28 jul 2020
Roberto Bolaño – El secreto del mal
Este cuento es muy simple aunque hubiera podido ser muy
complicado. También: es un cuento inconcluso, porque este tipo de historias no
tienen un final. Es de noche en París y un periodista norteamericano está
durmiendo. De pronto suena el teléfono y alguien, en un inglés sin acento de
ninguna parte, le pregunta por Joe A. Kelso. El periodista responde que es él y
luego mira el reloj. Son las cuatro de la mañana y no ha dormido más de tres
horas y está cansado. La voz al otro lado del teléfono le dice que tiene que
verlo para transmitirle una información. El periodista pregunta de qué se trata.
Como suele suceder con este tipo de llamadas, la voz no suelta prenda. El
periodista le pide, al menos, una pista. La voz, en un inglés correctísimo,
mucho mejor que el de Kelso, le dice que prefiere verlo personalmente. De
inmediato, añade, no hay tiempo que perder. ¿En dónde?, inquiere Kelso.

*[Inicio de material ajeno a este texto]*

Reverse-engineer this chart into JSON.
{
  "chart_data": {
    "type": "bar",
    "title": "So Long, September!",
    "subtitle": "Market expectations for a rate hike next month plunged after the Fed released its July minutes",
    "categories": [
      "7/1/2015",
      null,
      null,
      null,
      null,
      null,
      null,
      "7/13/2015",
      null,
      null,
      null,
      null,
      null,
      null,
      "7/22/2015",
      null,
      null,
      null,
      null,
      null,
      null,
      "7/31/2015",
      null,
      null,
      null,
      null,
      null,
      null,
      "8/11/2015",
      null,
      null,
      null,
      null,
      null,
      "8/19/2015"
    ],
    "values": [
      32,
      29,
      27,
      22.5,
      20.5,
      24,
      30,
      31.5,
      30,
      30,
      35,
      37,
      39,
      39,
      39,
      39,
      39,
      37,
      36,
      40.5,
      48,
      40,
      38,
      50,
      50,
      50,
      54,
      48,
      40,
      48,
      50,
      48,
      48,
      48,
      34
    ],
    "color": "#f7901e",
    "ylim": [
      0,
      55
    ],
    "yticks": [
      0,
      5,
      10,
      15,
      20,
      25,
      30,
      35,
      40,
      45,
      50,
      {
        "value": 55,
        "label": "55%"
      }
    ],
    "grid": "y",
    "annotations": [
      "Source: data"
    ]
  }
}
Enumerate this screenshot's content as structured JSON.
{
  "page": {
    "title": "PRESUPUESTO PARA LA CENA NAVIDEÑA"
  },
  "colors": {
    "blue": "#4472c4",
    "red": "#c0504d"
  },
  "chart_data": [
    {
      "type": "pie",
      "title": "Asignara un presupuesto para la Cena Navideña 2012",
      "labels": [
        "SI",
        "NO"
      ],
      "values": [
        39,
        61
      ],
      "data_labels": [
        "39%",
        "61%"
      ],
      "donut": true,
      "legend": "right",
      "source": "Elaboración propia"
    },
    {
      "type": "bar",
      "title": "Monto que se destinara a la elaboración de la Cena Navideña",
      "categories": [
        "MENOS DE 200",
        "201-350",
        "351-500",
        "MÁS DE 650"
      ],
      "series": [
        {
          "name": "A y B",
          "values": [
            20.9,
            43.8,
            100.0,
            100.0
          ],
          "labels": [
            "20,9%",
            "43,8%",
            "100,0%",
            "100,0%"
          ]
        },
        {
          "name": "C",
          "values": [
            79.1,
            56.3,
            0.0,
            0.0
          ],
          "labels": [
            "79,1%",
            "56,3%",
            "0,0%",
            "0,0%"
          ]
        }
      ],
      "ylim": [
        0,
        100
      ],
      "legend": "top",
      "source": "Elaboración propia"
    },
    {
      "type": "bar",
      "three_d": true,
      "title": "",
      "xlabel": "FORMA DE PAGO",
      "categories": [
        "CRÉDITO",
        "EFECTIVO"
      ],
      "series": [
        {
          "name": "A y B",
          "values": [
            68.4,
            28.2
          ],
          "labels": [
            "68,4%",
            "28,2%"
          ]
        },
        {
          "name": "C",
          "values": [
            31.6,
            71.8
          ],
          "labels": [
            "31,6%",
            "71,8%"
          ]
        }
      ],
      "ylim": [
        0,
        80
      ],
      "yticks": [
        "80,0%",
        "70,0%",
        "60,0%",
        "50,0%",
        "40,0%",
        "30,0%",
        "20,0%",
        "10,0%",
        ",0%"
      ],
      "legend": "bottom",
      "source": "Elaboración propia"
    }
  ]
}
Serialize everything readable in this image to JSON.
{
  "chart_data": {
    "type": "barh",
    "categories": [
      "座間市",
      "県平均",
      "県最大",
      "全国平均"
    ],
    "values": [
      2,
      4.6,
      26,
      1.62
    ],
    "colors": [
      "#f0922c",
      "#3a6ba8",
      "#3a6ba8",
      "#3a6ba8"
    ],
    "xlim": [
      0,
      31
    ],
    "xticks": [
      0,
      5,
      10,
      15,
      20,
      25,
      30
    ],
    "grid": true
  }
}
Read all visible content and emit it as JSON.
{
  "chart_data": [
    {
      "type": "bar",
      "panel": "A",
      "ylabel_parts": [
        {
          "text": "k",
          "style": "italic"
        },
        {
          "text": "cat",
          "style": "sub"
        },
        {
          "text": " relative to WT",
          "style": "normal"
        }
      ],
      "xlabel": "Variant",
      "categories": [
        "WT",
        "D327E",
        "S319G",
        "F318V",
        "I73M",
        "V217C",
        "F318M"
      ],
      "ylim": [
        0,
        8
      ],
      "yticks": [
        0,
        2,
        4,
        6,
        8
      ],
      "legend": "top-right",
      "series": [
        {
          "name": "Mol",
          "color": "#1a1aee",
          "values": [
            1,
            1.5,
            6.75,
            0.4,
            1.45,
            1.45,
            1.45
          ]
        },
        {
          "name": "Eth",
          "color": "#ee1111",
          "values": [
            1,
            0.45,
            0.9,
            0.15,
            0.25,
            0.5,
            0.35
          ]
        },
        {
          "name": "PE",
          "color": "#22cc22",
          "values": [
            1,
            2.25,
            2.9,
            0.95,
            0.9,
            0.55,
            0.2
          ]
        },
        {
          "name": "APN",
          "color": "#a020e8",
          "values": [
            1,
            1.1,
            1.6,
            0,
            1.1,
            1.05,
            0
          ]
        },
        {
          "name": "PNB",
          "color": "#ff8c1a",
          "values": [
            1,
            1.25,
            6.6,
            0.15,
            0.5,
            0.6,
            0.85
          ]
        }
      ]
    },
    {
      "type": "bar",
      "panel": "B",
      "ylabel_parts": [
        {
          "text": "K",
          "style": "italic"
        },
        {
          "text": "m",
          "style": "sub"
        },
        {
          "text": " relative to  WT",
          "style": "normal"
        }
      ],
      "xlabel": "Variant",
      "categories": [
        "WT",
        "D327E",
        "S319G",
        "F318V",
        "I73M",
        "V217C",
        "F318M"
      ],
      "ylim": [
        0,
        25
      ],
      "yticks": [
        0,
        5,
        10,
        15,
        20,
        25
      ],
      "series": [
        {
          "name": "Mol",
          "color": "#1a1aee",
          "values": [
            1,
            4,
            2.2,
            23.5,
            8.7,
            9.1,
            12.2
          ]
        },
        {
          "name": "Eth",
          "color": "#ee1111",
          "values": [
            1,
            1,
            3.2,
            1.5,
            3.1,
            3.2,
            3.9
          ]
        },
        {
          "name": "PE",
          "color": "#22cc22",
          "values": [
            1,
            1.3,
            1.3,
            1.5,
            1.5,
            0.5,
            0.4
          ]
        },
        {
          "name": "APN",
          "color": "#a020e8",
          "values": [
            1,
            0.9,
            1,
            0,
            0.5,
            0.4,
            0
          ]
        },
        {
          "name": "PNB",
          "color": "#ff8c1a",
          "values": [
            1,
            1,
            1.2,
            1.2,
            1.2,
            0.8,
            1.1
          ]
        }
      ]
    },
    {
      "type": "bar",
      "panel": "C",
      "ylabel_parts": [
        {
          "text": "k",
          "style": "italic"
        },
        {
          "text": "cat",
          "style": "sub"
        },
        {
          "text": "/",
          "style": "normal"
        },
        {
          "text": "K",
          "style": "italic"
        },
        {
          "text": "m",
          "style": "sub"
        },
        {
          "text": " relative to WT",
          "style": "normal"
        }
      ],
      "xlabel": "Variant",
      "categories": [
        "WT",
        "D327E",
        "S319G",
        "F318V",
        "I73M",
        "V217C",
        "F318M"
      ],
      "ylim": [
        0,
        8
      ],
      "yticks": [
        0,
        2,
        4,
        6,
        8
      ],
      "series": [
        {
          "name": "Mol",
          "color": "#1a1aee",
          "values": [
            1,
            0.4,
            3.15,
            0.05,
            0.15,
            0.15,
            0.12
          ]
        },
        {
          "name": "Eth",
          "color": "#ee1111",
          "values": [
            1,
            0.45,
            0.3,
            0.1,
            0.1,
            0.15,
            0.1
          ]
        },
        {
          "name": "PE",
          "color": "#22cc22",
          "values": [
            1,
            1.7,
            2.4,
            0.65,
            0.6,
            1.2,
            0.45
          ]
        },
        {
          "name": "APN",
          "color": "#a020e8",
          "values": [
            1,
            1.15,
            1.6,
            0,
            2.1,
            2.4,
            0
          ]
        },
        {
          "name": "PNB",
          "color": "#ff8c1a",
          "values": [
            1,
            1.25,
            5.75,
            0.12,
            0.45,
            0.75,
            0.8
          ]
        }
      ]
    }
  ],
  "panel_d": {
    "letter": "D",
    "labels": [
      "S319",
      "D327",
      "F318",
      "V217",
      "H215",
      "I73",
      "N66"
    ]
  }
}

La voz
menciona un puente de París. Y añade: En veinte minutos puede llegar caminando.
El periodista, que ha tenido cientos de citas semejantes, contesta que en media
hora estará allí. Mientras se viste piensa que es una manera bastante torpe de
arruinarse la noche, pero al mismo tiempo se da cuenta, con un ligero asombro,
de que ya no tiene sueño, que la llamada, pese a su previsibilidad, lo ha
desvelado. Cuando llega al puente, cinco minutos más tarde de lo convenido,
sólo ve coches. Durante un rato permanece quieto en un extremo, esperando.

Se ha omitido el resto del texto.